Insects, in particular, were long thought to be simple, reflexive creatures with hardwired instinctual behaviors. No more. Consider the amazing capabilities of the honeybee, Apis mellifera….”
Experiments are described using glass mazes and sugar-water rewards that show that bees can be taught to run glass mazes using the delayed matching-to-sample paradigm. For example, the bee can be shown a green patch and will remember this in the maze and will turn right if the T has a green patch and left if it has a different colour. Having mastered this skill it can quickly learn to run a maze with different colours to match and with different stripe patterns.
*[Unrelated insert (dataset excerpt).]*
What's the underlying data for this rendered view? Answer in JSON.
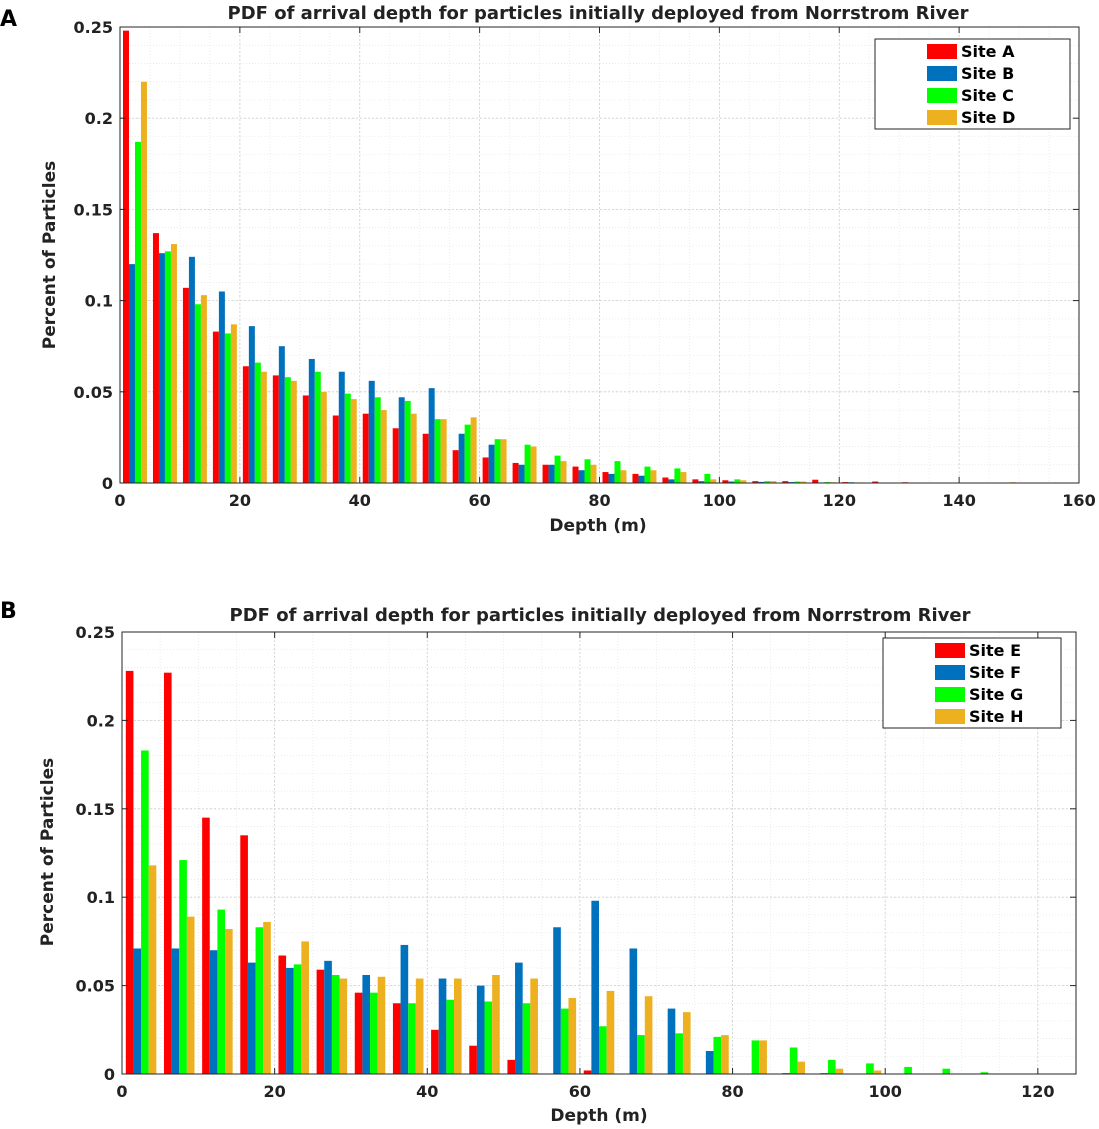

“Bees live in highly stratified yet flexible social organizations with group decision-making skills that rival academic, corporate or government committees in efficiency. In spring, when bees swarm, they choose a new hive that needs to satisfy many demands within a couple of days (consider that the next time you go house hunting). They communicate information about the location and quality of food sources using the waggle dance. Bees can fly several kilometers and return to their hive, a remarkable navigational performance. Their brains seem to have incorporated a map of their environment. And a scent blown into the hive can trigger a return to the site where the bee previously encountered this odor.
…What this dilemma highlights is that there is no accepted theory of consciousness, no principled theory that would tell us which systems, organic or artificial, are conscious and why. In the absence of such a theory, we must at the very least remain agnostic about consciousness in these creatures.”
It seems to me easier to explain the intelligent actions of animals if they have some form of consciousness then if they haven’t.